Record prices belie ‘cooling’ market

Despite claims of cooling Auckland house prices, median prices there have pushed to a record high of $820,000, and the Central Otago Lakes region has booked a more than 25% gain on a year ago to $702,000.

More than one in three Auckland houses are now valued above $1 million.

The effectiveness of last year's changes to investor taxes by the Government and the Reserve Bank's loan-to-value (LVR) ratio, specifically to cool the Auckland market, are

coming under increasing scrutiny. ASB economist Kim Mundy said the Auckland housing market appeared to be ‘‘well and truly back in the game''.
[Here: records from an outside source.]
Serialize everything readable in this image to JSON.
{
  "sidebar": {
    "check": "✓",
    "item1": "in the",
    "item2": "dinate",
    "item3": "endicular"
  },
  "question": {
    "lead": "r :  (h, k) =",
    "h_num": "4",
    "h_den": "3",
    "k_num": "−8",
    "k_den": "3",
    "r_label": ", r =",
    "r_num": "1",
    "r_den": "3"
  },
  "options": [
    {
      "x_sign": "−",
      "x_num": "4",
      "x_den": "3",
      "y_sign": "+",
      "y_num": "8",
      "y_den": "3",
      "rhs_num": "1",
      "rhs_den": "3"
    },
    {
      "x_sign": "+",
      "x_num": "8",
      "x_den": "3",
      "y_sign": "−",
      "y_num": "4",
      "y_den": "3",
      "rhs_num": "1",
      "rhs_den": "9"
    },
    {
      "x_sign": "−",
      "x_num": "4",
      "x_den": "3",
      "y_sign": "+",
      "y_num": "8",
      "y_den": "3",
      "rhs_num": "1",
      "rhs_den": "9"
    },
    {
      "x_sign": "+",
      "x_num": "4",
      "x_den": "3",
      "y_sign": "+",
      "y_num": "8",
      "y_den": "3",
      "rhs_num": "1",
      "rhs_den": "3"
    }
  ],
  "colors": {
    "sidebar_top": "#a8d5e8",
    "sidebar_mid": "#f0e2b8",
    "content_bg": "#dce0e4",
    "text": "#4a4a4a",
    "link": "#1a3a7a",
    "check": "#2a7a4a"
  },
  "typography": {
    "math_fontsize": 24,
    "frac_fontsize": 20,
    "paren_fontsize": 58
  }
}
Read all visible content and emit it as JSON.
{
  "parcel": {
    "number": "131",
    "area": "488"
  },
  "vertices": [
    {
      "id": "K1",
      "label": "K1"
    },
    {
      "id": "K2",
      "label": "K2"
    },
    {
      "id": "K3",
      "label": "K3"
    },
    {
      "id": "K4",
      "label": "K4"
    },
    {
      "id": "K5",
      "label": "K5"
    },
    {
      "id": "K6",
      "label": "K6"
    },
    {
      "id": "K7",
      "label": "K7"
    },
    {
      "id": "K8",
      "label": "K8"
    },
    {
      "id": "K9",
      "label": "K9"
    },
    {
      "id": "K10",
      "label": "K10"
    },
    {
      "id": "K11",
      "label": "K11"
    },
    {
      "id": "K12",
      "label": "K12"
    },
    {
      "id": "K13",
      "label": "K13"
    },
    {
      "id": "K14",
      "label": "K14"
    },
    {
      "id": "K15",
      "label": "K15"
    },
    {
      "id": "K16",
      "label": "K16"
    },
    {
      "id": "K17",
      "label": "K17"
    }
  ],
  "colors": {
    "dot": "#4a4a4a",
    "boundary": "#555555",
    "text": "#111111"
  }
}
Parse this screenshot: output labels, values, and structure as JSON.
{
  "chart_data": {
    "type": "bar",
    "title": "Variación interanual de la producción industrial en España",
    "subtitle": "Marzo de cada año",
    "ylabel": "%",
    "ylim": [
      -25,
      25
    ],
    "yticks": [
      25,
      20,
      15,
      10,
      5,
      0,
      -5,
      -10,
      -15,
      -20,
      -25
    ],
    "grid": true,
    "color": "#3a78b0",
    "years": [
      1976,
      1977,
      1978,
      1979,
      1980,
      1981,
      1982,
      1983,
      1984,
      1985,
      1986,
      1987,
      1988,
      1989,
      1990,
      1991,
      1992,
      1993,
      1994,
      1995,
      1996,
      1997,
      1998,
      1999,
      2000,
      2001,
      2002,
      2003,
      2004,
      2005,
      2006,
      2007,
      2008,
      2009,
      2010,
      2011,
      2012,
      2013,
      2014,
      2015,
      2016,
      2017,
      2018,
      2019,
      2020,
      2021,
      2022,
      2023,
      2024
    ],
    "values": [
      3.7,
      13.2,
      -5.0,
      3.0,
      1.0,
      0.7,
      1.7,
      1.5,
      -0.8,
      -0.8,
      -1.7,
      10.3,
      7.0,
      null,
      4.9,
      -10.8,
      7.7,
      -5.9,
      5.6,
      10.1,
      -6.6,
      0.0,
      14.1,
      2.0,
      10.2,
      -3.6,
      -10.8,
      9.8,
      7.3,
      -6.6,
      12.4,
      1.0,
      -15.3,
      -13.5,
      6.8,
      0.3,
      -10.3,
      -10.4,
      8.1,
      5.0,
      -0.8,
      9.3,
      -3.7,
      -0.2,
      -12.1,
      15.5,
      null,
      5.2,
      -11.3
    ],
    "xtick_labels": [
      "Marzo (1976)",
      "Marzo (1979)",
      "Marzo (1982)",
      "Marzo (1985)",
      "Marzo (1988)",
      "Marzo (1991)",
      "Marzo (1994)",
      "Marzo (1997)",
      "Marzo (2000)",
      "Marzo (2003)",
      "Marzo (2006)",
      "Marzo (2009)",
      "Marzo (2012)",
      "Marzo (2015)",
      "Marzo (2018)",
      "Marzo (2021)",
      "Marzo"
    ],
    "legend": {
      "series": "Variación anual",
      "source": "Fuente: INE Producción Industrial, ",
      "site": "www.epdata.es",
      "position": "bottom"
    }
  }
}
‘‘This suggests that the impacts of the policy changes introduced by the Reserve Bank and Government last year have peaked. Further, March's REINZ data continue to paint a picture of a housing market which is heating up outside of Auckland.''

Labour's housing spokesman, Phil Twyford, said the record prices in Auckland and other major centres last month showed the Government's ‘‘half-hearted attempt to cool the housing market'' had failed.

‘‘These figures show that despite the Government's new bright line test and tax information requirements for offshore speculators coming into effect last October, the housing market has rebounded and is as hot as ever,'' he said.

He said the new Auckland high of $820,000 meant a $70,000 increase in one month, almost one and a-half times the median income in Auckland.

He said the Government must embark on a massive state-backed building programme to flood the market with affordable homes, ban offshore speculators from pushing prices beyond the reach of families, and genuinely reform restrictive planning rules.

Central Otago Lakes' sales numbers were the strongest for March in 14 years, rising from 147 homes to 155, according to data from the Real Estate Institute of New Zealand.

March sales volumes across Otago rose 39% on a year ago, with North Otago up 55%, South Otago up 52% and Dunedin up 33%.

Record prices eluded Otago but records were set in Waikato/Bay of Plenty, Wellington, Nelson/Marlborough, Canterbury/Westland, and Central Otago Lakes, which is separate from Otago data.

Nationally, the median price rose $20,000, or 4.2%, on a year ago, to $495,000.

REINZ regional commentator Liz Nidd, of Dunedin, said the Otago market was ‘‘robust'' at present with a ‘‘significant influx of out-of-town buyers'' during the the past year.

‘‘Not just from Auckland but from other parts of New Zealand, and offshore buyers becoming more noticeable. From an investor's perspective, the market is described as one of the country's best-kept secrets,'' she said.

Otago prices rose 8% to $280,000, Dunedin rose 8.9% to $305,000, North Otago dipped $3000 to $212,000 and South Otago rose 45.4% to $196,250. Queenstown rose 27.3% to $815,000 and Central Otago was up 21.2% to $525,000.

REINZ chief executive Colleen Milne said the ‘‘halo effect'', where Aucklanders cast further afield for better deals or higher rental yields, was ‘‘gaining in strength''.

‘‘Right across the country regional markets have been strong with a large number of record medians and the strongest sales for nine years for most regions,'' she said.

There was a noticeable surge in sales of higher-priced properties in March, with the number of sales over more than $1 million increasing by more than 90% on February, she said.

‘‘This is especially true in Auckland, where one in three properties that sell are valued at more than $1 million - a record 35% of the market,'' Ms Milne said.